I’m overly excited to talk about Lighthouse. It’s such an important novel to me. And yet since my second, about-to-go-on-submission, novel deals quite a bit with this book, I have to be careful. No spoilers!

Although here’s one tidbit: I turned the lighthouse into a forest fire lookout tower in my novel. One I know from my childhood.

Lighthouse and I had a rocky start: Here I was in Senior freakin’ Seminar as a non traditional student with all of these bright English majors and I’m panicking because it’s a beautiful book but I’m lost. I know I can’t just enjoy it. I have to understand it, and I don’t. Or didn’t. It feels like Woolf gives with one hand and snatches that “truth” back with the next. I was hella confused and frustrated, because her essays were so straightforward by comparison.
Enjoying and embracing ambiguity has come slowly to me.
I was reading Lighthouse in bed that first time (my favorite place to read) on a rare morning at home and just not understanding it at all. Then, out of nowhere, we had an earthquake! In Indiana! The bed rocked as if I were in our vacation rental boat. The quake must have jarred something in me or the universe loose because slowly after that, I finally understood it. (Well, it took six times all told of reading it to really feel I had grasped it, but that day opened me to it.) If I were more metaphysically inclined, I would say Woolf “zapped” me during that earthquake. Maybe I should say it anyway.
Not before I felt like a wretched, ignorant loser in class, a fake, a fraud, behind the rest did I get it, though. They were a great bunch, but come to find out, some of them found their “insight” online, something I could never imagine doing because I’m so stubborn.
So I read it again. And again. Then there was class discussion, and I was relieved to discover I was getting it. I had always been a fan of stream of consciousness, so that wasn’t throwing me. I really can’t say what was except for sure that cursed, hopeless, existential-crisis making middle section. I needed some plot back or at least hope and fast before I got stuck there. But then, ah, then, life returned. Lily Briscoe with her art returned. And I knew everything would be all right, even if it did feel icky to have such mixed feelings about the characters.
Nowadays I don’t so much try to understand it as reference it, even though I’m pretty confident that I do understand it. For me it’s like flipping through a book of poems by Neruda. Though my Spanish isn’t great, I just get something from his poetry, first in Spanish, then the translation.
With Lighthouse I get that gilded, heady glimpse first, you know, the surface shine that makes you happy. And then I take the words in, focus on the meaning. Damn, is there meaning. It’s Morse code about life. Do yourself a favor and open it up pretty much anywhere and sample it.
When it came time to choose a book to write my senior thesis on, did I play it safe? Did I choose Alice in Wonderland or even Cuckoo’s Nest? I had other choices, too, but I’m Kit in A League of Their Own: “I like the high ones.” (Wait, does that movie title have echoes of Woolf? A Room of One’s Own? I say yes!)
Not only did I write my thesis on it but I was told I was the only English senior that year to receive a high pass.
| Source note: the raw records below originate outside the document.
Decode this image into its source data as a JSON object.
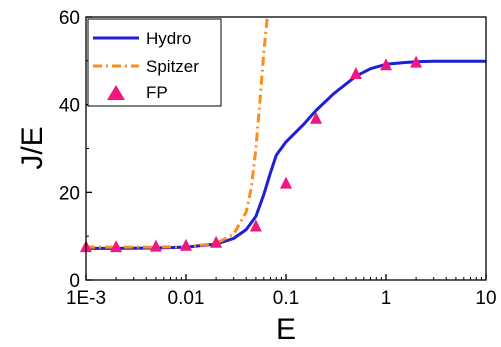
{
  "chart_data": {
    "type": "line",
    "title": "",
    "xlabel": "E",
    "ylabel": "J/E",
    "x_scale": "log",
    "xlim": [
      0.001,
      10
    ],
    "ylim": [
      0,
      60
    ],
    "x_ticks": [
      {
        "value": 0.001,
        "label": "1E-3"
      },
      {
        "value": 0.01,
        "label": "0.01"
      },
      {
        "value": 0.1,
        "label": "0.1"
      },
      {
        "value": 1,
        "label": "1"
      },
      {
        "value": 10,
        "label": "10"
      }
    ],
    "y_ticks": [
      {
        "value": 0,
        "label": "0"
      },
      {
        "value": 20,
        "label": "20"
      },
      {
        "value": 40,
        "label": "40"
      },
      {
        "value": 60,
        "label": "60"
      }
    ],
    "grid": false,
    "legend_position": "top-left",
    "series": [
      {
        "name": "Hydro",
        "style": "solid line",
        "color": "#1f1fd6",
        "x": [
          0.001,
          0.002,
          0.005,
          0.01,
          0.02,
          0.03,
          0.04,
          0.05,
          0.06,
          0.07,
          0.08,
          0.1,
          0.15,
          0.2,
          0.3,
          0.5,
          0.7,
          1,
          1.5,
          2,
          3,
          5,
          10
        ],
        "y": [
          7.2,
          7.2,
          7.3,
          7.5,
          8.2,
          9.5,
          11.5,
          14.5,
          19.5,
          24.5,
          28.5,
          31.5,
          35.5,
          38.7,
          42.5,
          46.5,
          48.2,
          49.2,
          49.6,
          49.8,
          49.9,
          49.9,
          49.9
        ]
      },
      {
        "name": "Spitzer",
        "style": "dash-dot line",
        "color": "#ff8c1a",
        "x": [
          0.001,
          0.005,
          0.01,
          0.02,
          0.03,
          0.04,
          0.045,
          0.05,
          0.055,
          0.06,
          0.065
        ],
        "y": [
          7.5,
          7.5,
          7.6,
          8.3,
          10.5,
          15.5,
          21,
          30,
          41,
          52,
          60
        ]
      },
      {
        "name": "FP",
        "style": "triangle markers",
        "color": "#f0187e",
        "x": [
          0.001,
          0.002,
          0.005,
          0.01,
          0.02,
          0.05,
          0.1,
          0.2,
          0.5,
          1,
          2
        ],
        "y": [
          7.5,
          7.5,
          7.6,
          7.8,
          8.5,
          12.2,
          22,
          36.8,
          47,
          49,
          49.6
        ]
      }
    ]
  }
}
Boom.
Then I was asked to read it at the Indiana College Education Association Conference. I did. Oh, and I won first place, even though I planned to leave before the awards were announced because I’d had such a good time talking about the book I didn’t even consider I might win. It barely registered to me that there was an awards ceremony. I laughed and laughed when I so unexpectedly won, and if memory serves I bought something pretty with the prize money. Boom again.
Naturally when it came time to do my grad school thesis I continued the trend and wrote on Lighthouse. It was such a luxury to write even more about the book. I wish there were some way to write observations page for page about a book, and a place to share it. I know that would take years and I’m not sure anyone would want to read it, but that’s just how much I still want to know about the novel, how much it affects and guides me. I’m sure there’s so much more to discover about it. (Ooh, maybe there’s a new podcast to start?!)
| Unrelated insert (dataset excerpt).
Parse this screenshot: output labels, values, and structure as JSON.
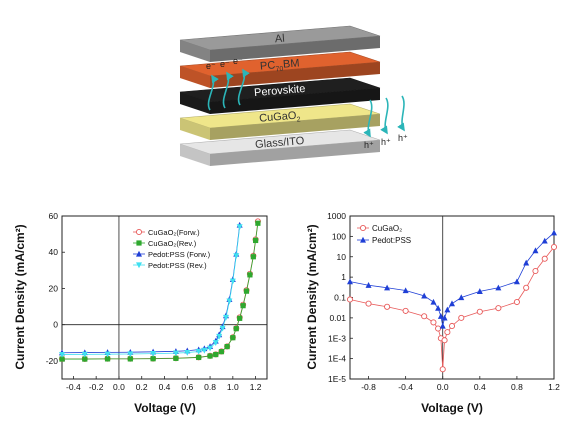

No wonder, then, that I turned to my love of this book when I began my second novel. It’s been a challenge but so meaningful to wade into that great pool of words and sift them between my fingers. To mull on phrases and mysteries. To ask what’s behind the behind.
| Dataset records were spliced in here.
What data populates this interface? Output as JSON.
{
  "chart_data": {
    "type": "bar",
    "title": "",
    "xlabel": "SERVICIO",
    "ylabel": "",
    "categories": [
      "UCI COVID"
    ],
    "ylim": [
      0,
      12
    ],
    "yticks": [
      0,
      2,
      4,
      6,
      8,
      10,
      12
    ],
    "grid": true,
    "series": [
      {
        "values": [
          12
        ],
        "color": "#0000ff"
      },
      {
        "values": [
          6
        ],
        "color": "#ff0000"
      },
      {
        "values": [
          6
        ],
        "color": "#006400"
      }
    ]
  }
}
How can a novel be simultaneously lovely, dark, and deep? That bird flight of a POV, the cadence, the intertextuality, the clever use of an artist observing a couple to speak of marriage. All of this while Woolf also memorializes her own mother and the family’s summer trips.
I have multiple copies of this book. Ironically, of all of my class texts for Senior Seminar I borrowed my copy from the library because money was tight. I could hardly bear to give the book back. I only did so when I was able to find an identical copy online. And dear librarian, if you see pencil markings in your copy, I’m sure it was some other patron who did that. (I don’t condone abusing library books but I may have forgotten a time or two it was a library book I was holding since it didn’t have a crinkly (cellophane?) cover.)
Maybe this book won’t do for you what it did for me, won’t cause you to scrutinize anything and everything you’ve ever believed, but then again, maybe it will. I’m excited to run through it yet again.
Have you read Lighthouse? What did you think of it?